Things I’m grateful for 20171227

  1. Waking up alive
  2. My family being home
  3. Scented candles
  4. Working from home
  5. Cell phones
  6. Cough drops
  7. Showers
  8. Beard oil
  9. Sunshine
  10. Headsets

Things I’m grateful for 20171223

  1. Cell phones
  2. Clocks
  3. Stuffed animals
  4. Toys
  5. Lotion
  6. Air to breathe
  7. Water to drink
  8. I still have my hair
  9. Power steering
  10. Waking up this morning

“Job security” is an illusion

I found out this morning that my job is being eliminated at the end of the year.

I had no idea anything like this would happen before today.

Maybe a month ago I asked my manager about two similarly named services our company offers.  One is the service I support.  The other is a similar service.

She said that some clients are being moved from our service to the other one.  She said not to worry.  The process would take years.  I would most likely be trained to support the other service long before we stopped supporting the current one.

She believed it when she said it.  I’m sure of that.

It’s not the first time I’ve been laid off.  The last time I had no warning.

That’s the danger of being too dependent on one income.

One person can make a decision which can throw your whole future into doubt.

I know it wasn’t my manager’s decision.  The decision was made by someone above her.  Probably someone I’ve never met.  Someone who doesn’t know or care about me.

I’m not sure what I’m going to do at this point.

Getting one full-time job doesn’t seem like the smartest option, though.

I’m an extreme introvert

I need a lot of time to myself.  Being  around people drains my energy.  Being alone recharges me.  When I don’t get time to myself I get tired, frustrated.

I generally prefer small groups when I am with people.   I enjoy being around my family the most.

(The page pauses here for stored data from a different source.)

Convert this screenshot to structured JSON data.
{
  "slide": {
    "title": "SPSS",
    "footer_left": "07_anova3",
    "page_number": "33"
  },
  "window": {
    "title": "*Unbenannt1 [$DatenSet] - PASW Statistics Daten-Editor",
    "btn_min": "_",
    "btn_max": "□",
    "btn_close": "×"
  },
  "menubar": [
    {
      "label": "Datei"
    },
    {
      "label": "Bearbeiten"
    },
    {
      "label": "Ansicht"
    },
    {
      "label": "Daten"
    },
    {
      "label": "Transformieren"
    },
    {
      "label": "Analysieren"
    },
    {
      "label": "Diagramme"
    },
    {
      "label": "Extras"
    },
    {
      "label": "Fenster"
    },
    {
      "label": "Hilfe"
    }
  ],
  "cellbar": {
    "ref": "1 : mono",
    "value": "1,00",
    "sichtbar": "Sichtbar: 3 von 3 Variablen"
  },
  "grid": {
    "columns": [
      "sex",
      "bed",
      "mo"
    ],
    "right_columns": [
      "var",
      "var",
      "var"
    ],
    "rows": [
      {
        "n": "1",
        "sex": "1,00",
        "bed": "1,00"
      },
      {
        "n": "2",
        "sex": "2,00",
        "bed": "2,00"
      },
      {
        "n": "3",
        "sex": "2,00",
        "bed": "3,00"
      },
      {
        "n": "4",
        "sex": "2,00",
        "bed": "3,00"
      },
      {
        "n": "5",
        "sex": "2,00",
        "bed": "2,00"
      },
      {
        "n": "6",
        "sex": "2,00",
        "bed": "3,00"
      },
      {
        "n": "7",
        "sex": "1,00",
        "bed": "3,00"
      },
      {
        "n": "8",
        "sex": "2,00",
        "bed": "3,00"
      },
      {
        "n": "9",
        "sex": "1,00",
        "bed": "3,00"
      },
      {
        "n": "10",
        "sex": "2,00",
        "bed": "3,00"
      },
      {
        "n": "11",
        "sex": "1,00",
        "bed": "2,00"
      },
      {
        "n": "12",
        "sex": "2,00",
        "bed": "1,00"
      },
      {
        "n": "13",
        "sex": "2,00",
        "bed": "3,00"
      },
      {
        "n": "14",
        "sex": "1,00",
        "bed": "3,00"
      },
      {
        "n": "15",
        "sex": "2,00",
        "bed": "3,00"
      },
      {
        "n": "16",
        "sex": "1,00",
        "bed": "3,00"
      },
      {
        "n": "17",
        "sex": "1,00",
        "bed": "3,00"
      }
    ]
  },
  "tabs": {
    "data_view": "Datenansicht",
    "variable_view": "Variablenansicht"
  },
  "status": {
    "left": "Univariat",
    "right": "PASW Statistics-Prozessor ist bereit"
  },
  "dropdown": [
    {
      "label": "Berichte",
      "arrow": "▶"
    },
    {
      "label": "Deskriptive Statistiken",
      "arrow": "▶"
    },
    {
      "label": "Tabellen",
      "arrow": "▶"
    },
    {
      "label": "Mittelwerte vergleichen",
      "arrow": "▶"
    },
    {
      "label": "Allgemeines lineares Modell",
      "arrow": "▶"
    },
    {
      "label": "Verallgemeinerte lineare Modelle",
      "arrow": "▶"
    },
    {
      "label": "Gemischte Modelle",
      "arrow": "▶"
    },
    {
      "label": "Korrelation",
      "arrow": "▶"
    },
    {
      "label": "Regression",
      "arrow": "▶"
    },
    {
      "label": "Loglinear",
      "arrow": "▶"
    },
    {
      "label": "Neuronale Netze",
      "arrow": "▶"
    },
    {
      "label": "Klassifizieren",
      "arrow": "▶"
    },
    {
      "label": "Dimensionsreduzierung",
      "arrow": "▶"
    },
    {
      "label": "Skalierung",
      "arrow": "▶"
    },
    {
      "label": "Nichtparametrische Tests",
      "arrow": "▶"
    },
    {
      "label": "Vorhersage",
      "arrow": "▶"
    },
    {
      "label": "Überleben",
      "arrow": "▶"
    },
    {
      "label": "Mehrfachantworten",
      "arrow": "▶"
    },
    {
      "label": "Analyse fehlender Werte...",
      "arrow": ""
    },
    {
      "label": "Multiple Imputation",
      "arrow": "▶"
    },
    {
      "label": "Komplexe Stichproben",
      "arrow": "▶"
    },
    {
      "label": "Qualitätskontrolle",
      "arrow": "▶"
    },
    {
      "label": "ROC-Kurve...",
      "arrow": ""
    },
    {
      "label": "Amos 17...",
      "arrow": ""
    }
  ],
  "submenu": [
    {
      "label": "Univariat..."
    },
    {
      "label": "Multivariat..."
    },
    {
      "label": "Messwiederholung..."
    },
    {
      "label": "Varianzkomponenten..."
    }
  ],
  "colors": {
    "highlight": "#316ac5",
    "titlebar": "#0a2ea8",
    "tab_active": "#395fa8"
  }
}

I don’t like dealing with strangers.

I’m not good at talking.  Especially small talk.  I’m better at writing. It gives me time to think about what I want to say.  I can go back and edit/proofread it.

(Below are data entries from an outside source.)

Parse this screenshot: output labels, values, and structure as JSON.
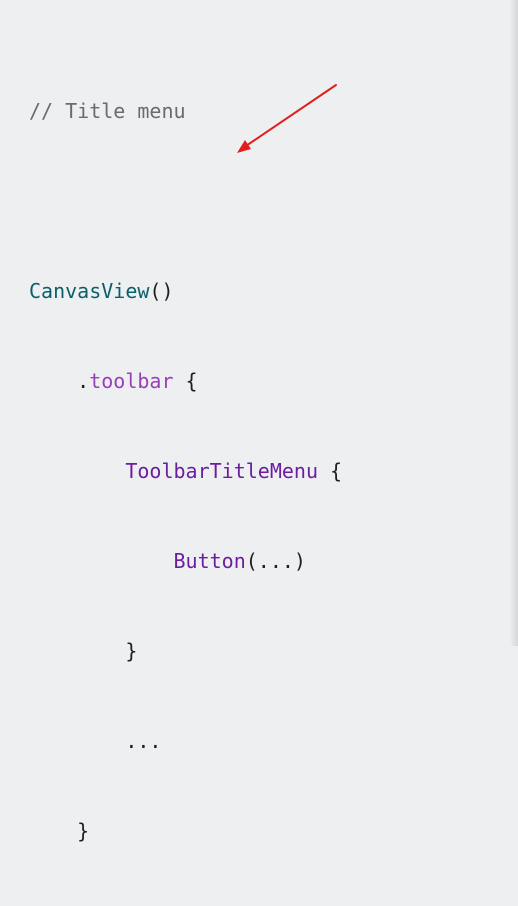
{
  "code": {
    "lines": [
      {
        "segments": [
          {
            "text": "// Title menu",
            "role": "comment"
          }
        ]
      },
      {
        "segments": [
          {
            "text": "",
            "role": "plain"
          }
        ]
      },
      {
        "segments": [
          {
            "text": "CanvasView",
            "role": "type"
          },
          {
            "text": "()",
            "role": "plain"
          }
        ]
      },
      {
        "segments": [
          {
            "text": "    .",
            "role": "plain"
          },
          {
            "text": "toolbar",
            "role": "method"
          },
          {
            "text": " {",
            "role": "plain"
          }
        ]
      },
      {
        "segments": [
          {
            "text": "        ",
            "role": "plain"
          },
          {
            "text": "ToolbarTitleMenu",
            "role": "purple"
          },
          {
            "text": " {",
            "role": "plain"
          }
        ]
      },
      {
        "segments": [
          {
            "text": "            ",
            "role": "plain"
          },
          {
            "text": "Button",
            "role": "purple"
          },
          {
            "text": "(...)",
            "role": "plain"
          }
        ]
      },
      {
        "segments": [
          {
            "text": "        }",
            "role": "plain"
          }
        ]
      },
      {
        "segments": [
          {
            "text": "        ...",
            "role": "plain"
          }
        ]
      },
      {
        "segments": [
          {
            "text": "    }",
            "role": "plain"
          }
        ]
      }
    ]
  },
  "colors": {
    "background": "#eeeff0",
    "annotation_arrow": "#e11d1d"
  }
}
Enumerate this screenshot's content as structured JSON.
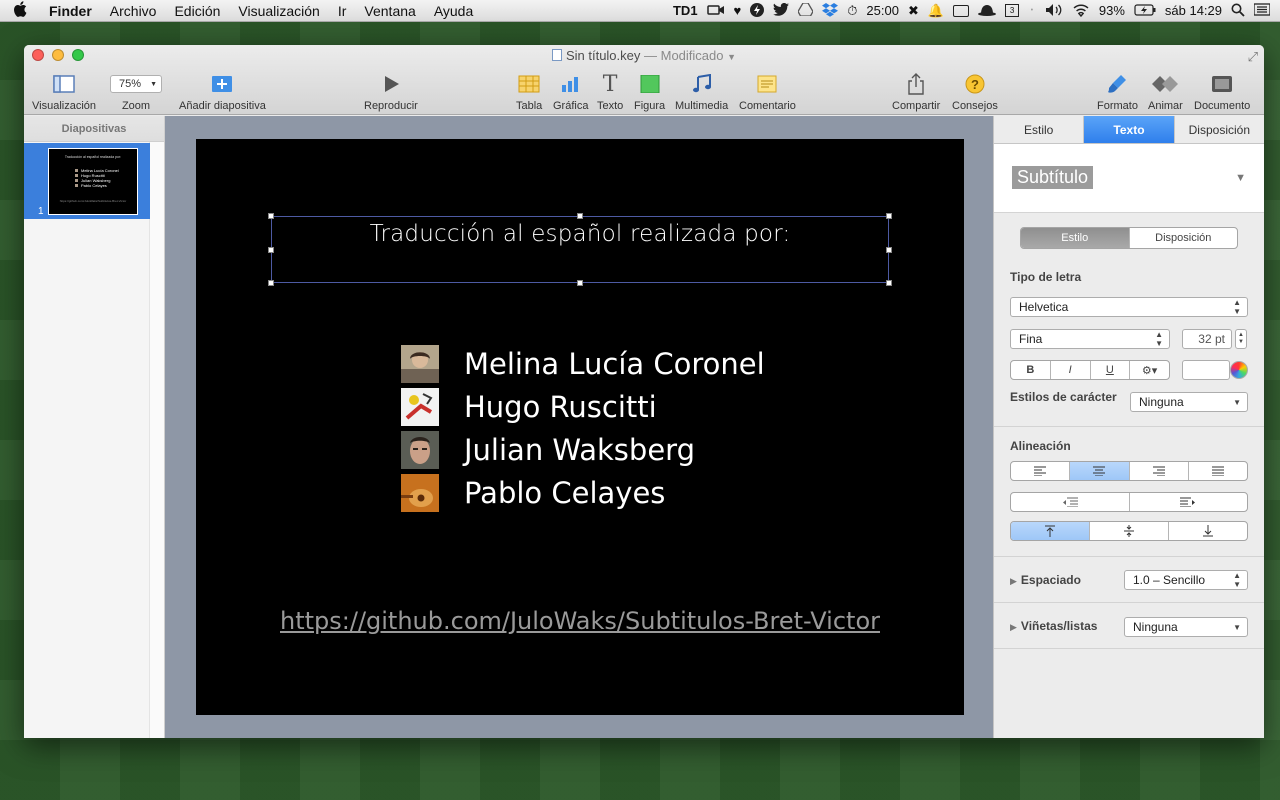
{
  "menubar": {
    "apple": "",
    "items": [
      "Finder",
      "Archivo",
      "Edición",
      "Visualización",
      "Ir",
      "Ventana",
      "Ayuda"
    ],
    "status": {
      "td_label": "TD",
      "td_count": "1",
      "timer": "25:00",
      "calendar_day": "3",
      "battery": "93%",
      "clock": "sáb 14:29"
    }
  },
  "window": {
    "title": "Sin título.key",
    "modified": "— Modificado",
    "toolbar": {
      "view_label": "Visualización",
      "zoom_value": "75%",
      "zoom_label": "Zoom",
      "add_slide_label": "Añadir diapositiva",
      "play_label": "Reproducir",
      "table_label": "Tabla",
      "chart_label": "Gráfica",
      "text_label": "Texto",
      "shape_label": "Figura",
      "media_label": "Multimedia",
      "comment_label": "Comentario",
      "share_label": "Compartir",
      "tips_label": "Consejos",
      "format_label": "Formato",
      "animate_label": "Animar",
      "document_label": "Documento"
    }
  },
  "navigator": {
    "header": "Diapositivas",
    "slide_number": "1"
  },
  "slide": {
    "title": "Traducción al español realizada por:",
    "credits": [
      "Melina Lucía Coronel",
      "Hugo Ruscitti",
      "Julian Waksberg",
      "Pablo Celayes"
    ],
    "url": "https://github.com/JuloWaks/Subtitulos-Bret-Victor"
  },
  "inspector": {
    "tabs": [
      "Estilo",
      "Texto",
      "Disposición"
    ],
    "active_tab": "Texto",
    "paragraph_style": "Subtítulo",
    "sub_tabs": [
      "Estilo",
      "Disposición"
    ],
    "font_section": "Tipo de letra",
    "font_family": "Helvetica",
    "font_weight": "Fina",
    "font_size": "32 pt",
    "bold": "B",
    "italic": "I",
    "underline": "U",
    "char_styles_label": "Estilos de carácter",
    "char_styles_value": "Ninguna",
    "alignment_label": "Alineación",
    "spacing_label": "Espaciado",
    "spacing_value": "1.0 – Sencillo",
    "bullets_label": "Viñetas/listas",
    "bullets_value": "Ninguna"
  }
}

 Talking on the phone is the worst.  I lose the benefits of talking to someone in person without gaining any of the benefits of writing.
A lot of the things I enjoy are one-person activities: video games, programming, surfing the intarwebs, reading, model building, drawing, writing, etc.

I hate my job

I hate talking on the phone.  I’ve been doing professionally for twelve years.

I’m an extreme introvert.  Talking to strangers on the phone all day is DRAINING.

I’m shy.  I avoid talking to strangers.

I’m incredibly awkward.  I’m no good at small talk.  Sometimes it’s hard to end conversations.

I’m sensitive.  I talk to angry people.  They take it out on me.  I take it personally.

My job doesn’t leave me energy to do what I want to do.

I’m afraid to quit.  Talking on the phone is my only real professional experience.  I hate it, but I need to pay rent, bills, etc.

I’m not sure how much longer I can take it.

I don’t want to rush into a new relationship

Don’t worry about finding the right person.  Become the right person.

– Source Unknown

The first step to being the right person is loving yourself.

I’ve hated myself for a long as I can remember.

I’m working on loving myself now.  I feel pretty good about myself now.  I’ve got a lot of bad qualities, but there are a lot of good ones, too.  I can work on the bad ones, and the good ones can always get better.

My relationships with my boys are more important than any romantic relationships right now.  I’m a better father than I’ve been in the past, but there’s still plenty of room for improvement.

I’m not satisfied with a lot of things in my life right now.

I want to be able to go to the temple, and that’s not something I can do right now.  I want to improve my spirituality and get to the temple.

I’ve been doing phone jobs for most of my life.  I hate talking on the phone.  I ‘m burned out and I really need to do something else.

I’m not healthy.  I’m fat.  I go for walks, but not every day.  I don’t eat healthy.  I’m on an antidepressant and blood pressure meds.  I want to get off those.

I need to start reading books on a daily basis.  I want to learn and develop new skills.

I want to be my own boss.  I wants to build websites and make money from those.

I want to be able to afford to support myself, my wife and kids.  I want my mom to be able to stop working.

I don’t feel like I have to self-actualize before pursuing a romantic relationship.  I do want to get moving in the right direction and make some real progress first.

Making the changes I want will make me a different person.  Someone who would fall in love with the man I am now wouldn’t fall in love with the man I want to become.

The woman I really want to marry is someone who’d love that guy.